Il nuovo decreto sulla sicurezza del lavoro, recentemente approvato in via definitiva dalla Camera, introduce sostanziali modifiche nel panorama normativo italiano. Con una serie di misure che mirano a migliorare la sicurezza nei luoghi di lavoro e a premiare le aziende più virtuose, questa legge si propone di rafforzare il sistema di tutela per tutti i lavoratori.
Tra le principali novità, emergono incentivi per le aziende che dimostrano un buon andamento infortunistico, un inasprimento dei controlli su appalti e subappalti e una maggiore protezione per gli studenti coinvolti in percorsi di alternanza scuola-lavoro. Analizziamo nel dettaglio questi cambiamenti.
Misure Incentivanti per le Aziende Virtuose
A partire dal prossimo gennaio, l’Inail sarà autorizzata a rivedere le aliquote contribuendo a premiare le aziende con un basso indice infortunistico. Questo provvedimento ha lo scopo di incoraggiare le organizzazioni a migliorare costantemente le condizioni di sicurezza sul lavoro. Sarà possibile beneficiare di riduzioni del tasso di premio, una sorta di “bonus sicurezza”, ma solo se l’azienda non è incorsa in sentenze definitive di condanna per gravi violazioni in materia di sicurezza nei due anni precedenti.
Inoltre, l’Inail avvierà una revisione dei contributi nel settore agricolo, garantendo che anche in questo ambito le aziende virtuose ricevano un adeguato riconoscimento. Queste variazioni non sono solo una spinta morale, ma rappresentano un incentivo concreto che si tradurrà in risparmi economici per le imprese che investiranno nella sicurezza.
Controlli Rafforzati su Appalti e Piattaforme di Lavoro
La nuova normativa prevede un’ispezione più serrata su appalti e subappalti, con l’obiettivo di individuare e sanzionare le pratiche non conformi più efficacemente. L’ispettorato del lavoro sarà incaricato di dirigere l’attività di vigilanza con un focus particolare sulle aziende operanti in subappalto, sia pubblico che privato.
Un ulteriore sviluppo riguarda la “patente a crediti”, che identificherà le attività a rischio più elevato, secondo un sistema classificatorio adottato dall’Inail. Questa segmentazione permetterà di concentrare l’attenzione su settori critici, dove la probabilità di violazioni è più alta.

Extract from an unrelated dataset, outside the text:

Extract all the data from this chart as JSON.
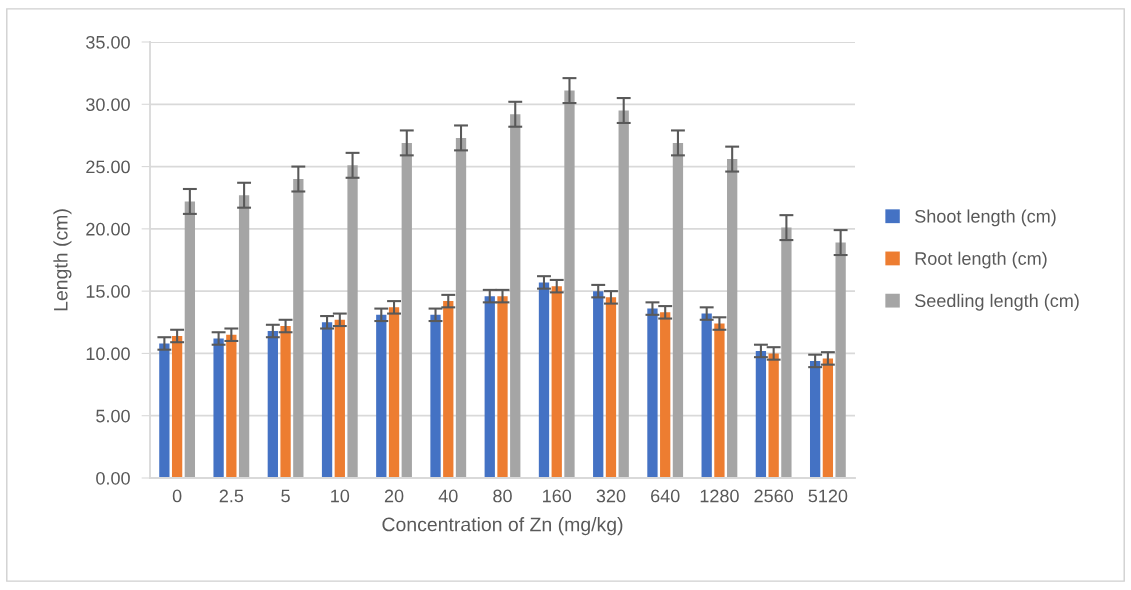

D’altra parte, si richiederà ai datori di lavoro di pubblicare obbligatoriamente le posizioni aperte sulla piattaforma Siisl, dal 1° aprile 2026, per garantirne la trasparenza e assicurare che gli aspiranti lavoratori siano informati delle opportunità disponibili in un quadro di sicurezza normativa.
Maggiore Protezione per Studenti e Famiglie
Particolare focus viene dato agli studenti che affrontano percorsi di formazione scuola-lavoro. La normativa estende la copertura assicurativa Inail anche a eventuali incidenti lungo il tragitto verso il luogo di formazione. Un passo significativo per tutelare giovani e minorenni, evitando che partecipino a lavori pericolosi durante il loro percorso educativo.
Con un occhio di riguardo ai giovani, verranno promosse, inoltre, campagne informative e progetti educativi nelle scuole, per instillare fin dai primi anni una cultura della sicurezza e della salute nei luoghi di lavoro.
In ultimo, un nuovo fondo per le borse di studio verrà istituito a beneficio degli orfani delle vittime di incidenti sul lavoro. Con un aiuto economico che va da 3.000 a 7.000 euro annualmente, si intende fornire un sostegno concreto alle famiglie colpite da tali tragedie, permettendo ai giovani di proseguire serenamente nel loro percorso di istruzione.
Questo insieme di misure, oltre a stravolgere molte dinamiche operative nel mondo del lavoro, ridisegna la mappa dei diritti e delle tutele, orientando l’attenzione verso un futuro più sicuro per tutti i lavoratori.